Aufgrund des Klimawandels häufen sich die Extremwetterereignisse. Dazu gehört auch anhaltender Starkregen – und dieser bringt die Entwässerungssysteme rasch an ihre Belastungsgrenzen. Was dagegen hilft: Retention auf dem Flachdach. Mit diesem Funktionsprinzip sinkt das Überschwemmungsrisiko, während sich zugleich die lokalen klimatischen Bedingungen verbessern. Aus diesem Grund werden heute zunehmend Gründächer realisiert, die gleichzeitig als Retentionsdächer fungieren.

Damit ein Retentionsdach sicher und dauerhaft funktioniert, müssen Bauverantwortliche wichtige Details beachten. Dazu zählt neben der Berücksichtigung zusätzlicher Lasten in der Planungsphase auch ein funktional geeigneter Dachaufbau mit wurzelfester Abdichtung. Auf dieser Seite erhalten Sie einen kompakten Überblick über die zentralen Anforderungen und Funktionsweisen eines Retentionsdachs.
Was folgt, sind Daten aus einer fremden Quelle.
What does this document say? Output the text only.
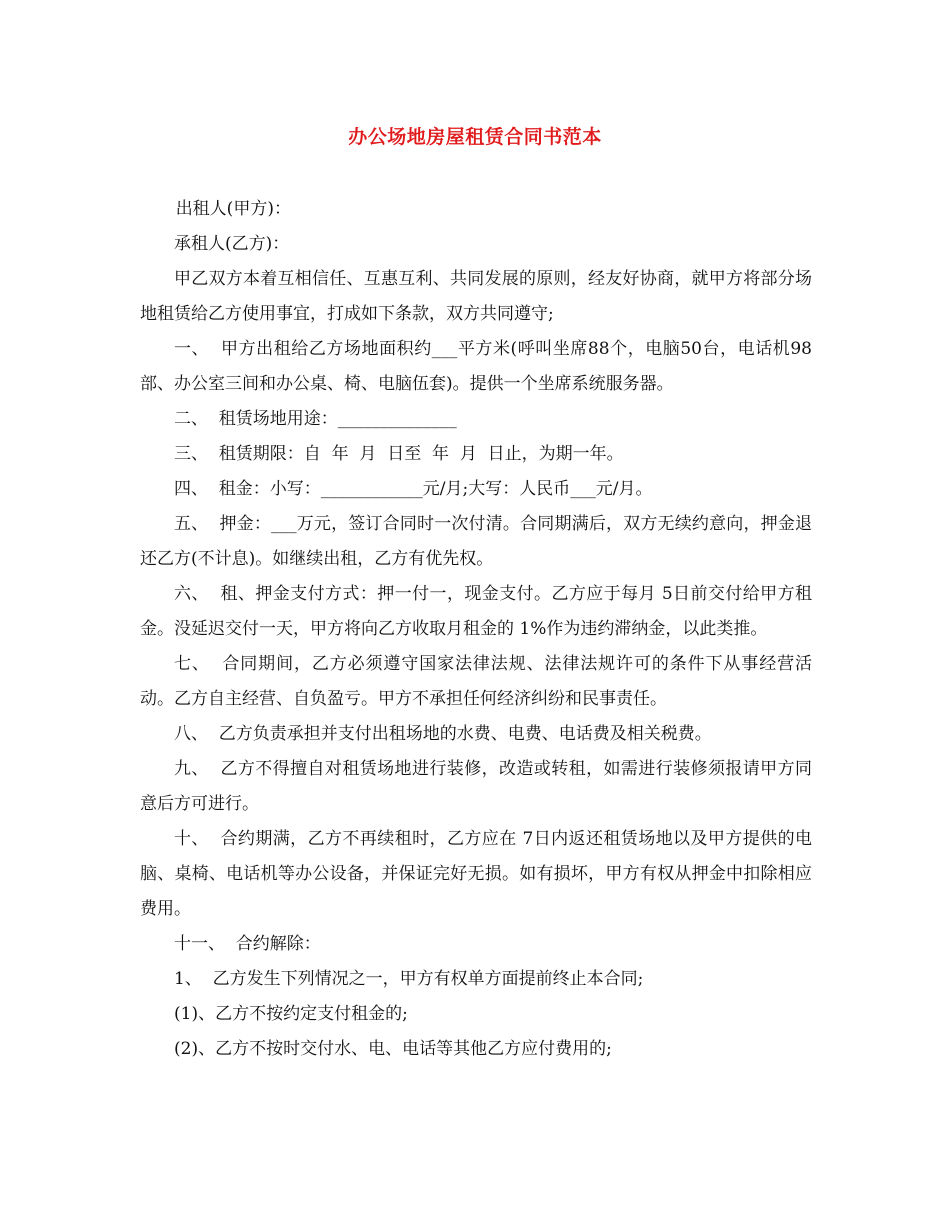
办公场地房屋租赁合同书范本

出租人(甲方)：

承租人(乙方)：

甲乙双方本着互相信任、互惠互利、共同发展的原则，经友好协商，就甲方将部分场地租赁给乙方使用事宜，打成如下条款，双方共同遵守;

一、  甲方出租给乙方场地面积约___平方米(呼叫坐席88个，电脑50台，电话机98部、办公室三间和办公桌、椅、电脑伍套)。提供一个坐席系统服务器。

二、  租赁场地用途：______________

三、  租赁期限：自  年  月  日至  年  月  日止，为期一年。

四、  租金：小写：____________元/月;大写：人民币___元/月。

五、  押金：___万元，签订合同时一次付清。合同期满后，双方无续约意向，押金退还乙方(不计息)。如继续出租，乙方有优先权。

六、  租、押金支付方式：押一付一，现金支付。乙方应于每月 5日前交付给甲方租金。没延迟交付一天，甲方将向乙方收取月租金的 1%作为违约滞纳金，以此类推。

七、  合同期间，乙方必须遵守国家法律法规、法律法规许可的条件下从事经营活动。乙方自主经营、自负盈亏。甲方不承担任何经济纠纷和民事责任。

八、  乙方负责承担并支付出租场地的水费、电费、电话费及相关税费。

九、  乙方不得擅自对租赁场地进行装修，改造或转租，如需进行装修须报请甲方同意后方可进行。

十、  合约期满，乙方不再续租时，乙方应在 7日内返还租赁场地以及甲方提供的电脑、桌椅、电话机等办公设备，并保证完好无损。如有损坏，甲方有权从押金中扣除相应费用。

十一、  合约解除：

1、  乙方发生下列情况之一，甲方有权单方面提前终止本合同;

(1)、乙方不按约定支付租金的;

(2)、乙方不按时交付水、电、电话等其他乙方应付费用的;
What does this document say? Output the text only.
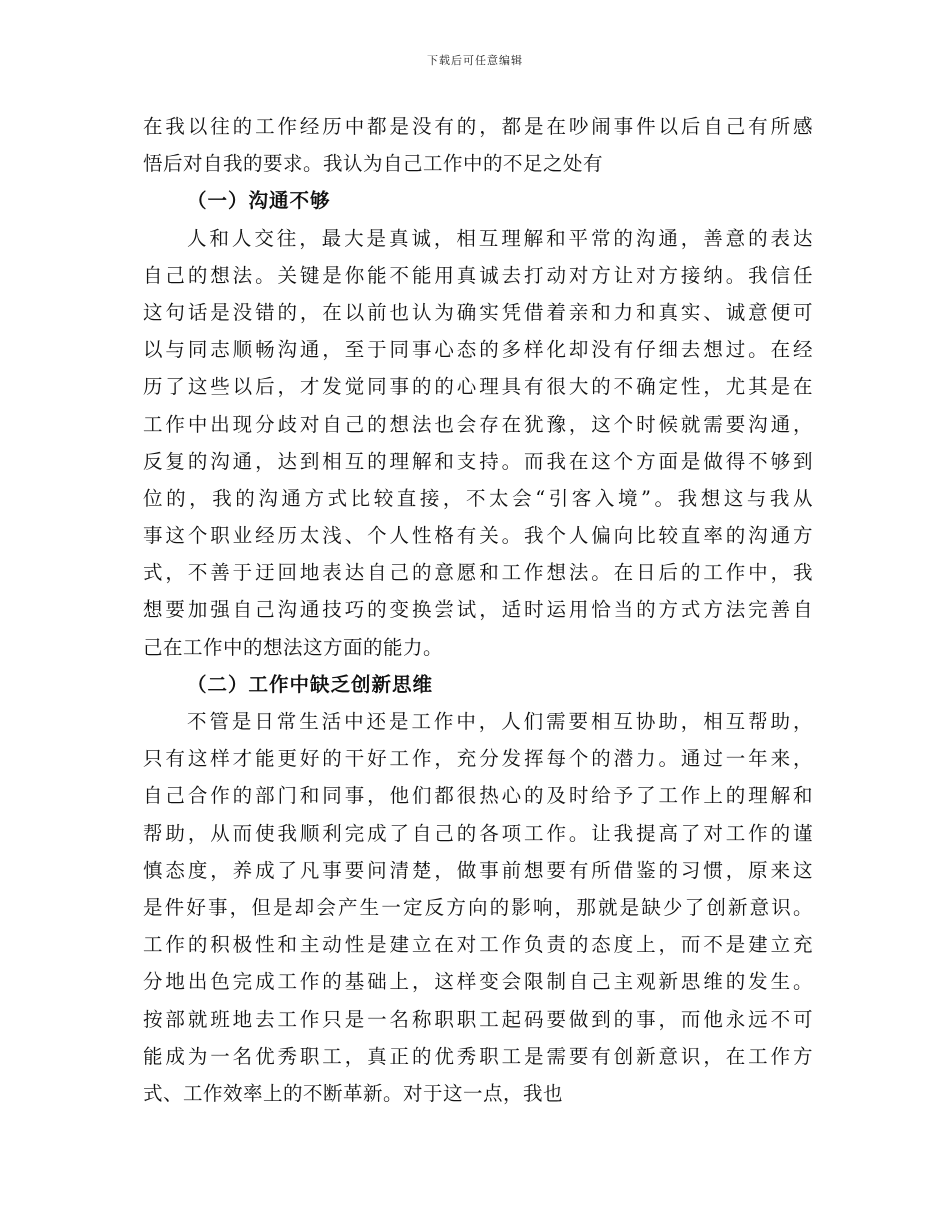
下载后可任意编辑
在我以往的工作经历中都是没有的，都是在吵闹事件以后自己有所感
悟后对自我的要求。我认为自己工作中的不足之处有
（一）沟通不够
人和人交往，最大是真诚，相互理解和平常的沟通，善意的表达
自己的想法。关键是你能不能用真诚去打动对方让对方接纳。我信任
这句话是没错的，在以前也认为确实凭借着亲和力和真实、诚意便可
以与同志顺畅沟通，至于同事心态的多样化却没有仔细去想过。在经
历了这些以后，才发觉同事的的心理具有很大的不确定性，尤其是在
工作中出现分歧对自己的想法也会存在犹豫，这个时候就需要沟通，
反复的沟通，达到相互的理解和支持。而我在这个方面是做得不够到
位的，我的沟通方式比较直接，不太会“引客入境”。我想这与我从
事这个职业经历太浅、个人性格有关。我个人偏向比较直率的沟通方
式，不善于迂回地表达自己的意愿和工作想法。在日后的工作中，我
想要加强自己沟通技巧的变换尝试，适时运用恰当的方式方法完善自
己在工作中的想法这方面的能力。
（二）工作中缺乏创新思维
不管是日常生活中还是工作中，人们需要相互协助，相互帮助，
只有这样才能更好的干好工作，充分发挥每个的潜力。通过一年来，
自己合作的部门和同事，他们都很热心的及时给予了工作上的理解和
帮助，从而使我顺利完成了自己的各项工作。让我提高了对工作的谨
慎态度，养成了凡事要问清楚，做事前想要有所借鉴的习惯，原来这
是件好事，但是却会产生一定反方向的影响，那就是缺少了创新意识。
工作的积极性和主动性是建立在对工作负责的态度上，而不是建立充
分地出色完成工作的基础上，这样变会限制自己主观新思维的发生。
按部就班地去工作只是一名称职职工起码要做到的事，而他永远不可
能成为一名优秀职工，真正的优秀职工是需要有创新意识，在工作方
式、工作效率上的不断革新。对于这一点，我也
Sie erfahren, welche Vorteile ein Retentions-Flachdach bietet und worauf es bei Planung, Aufbau und Umsetzung ankommt. 

1. Funktionsweise des Retentionsdaches

Retention, abgeleitet vom lateinischen „retinere“, bedeutet „zurückhalten“. Im Gegensatz zu einem ungenutzten Flachdach speichert das Retentionsdach – gemeint sind hier und im Folgenden begrünte Dächer – das Regenwasser zunächst, um es anschließend zeitverzögert in die Kanalisation abzugeben. Dies geschieht innerhalb eines definierten Zeitraums, der mehrere Stunden oder sogar Tage betragen kann.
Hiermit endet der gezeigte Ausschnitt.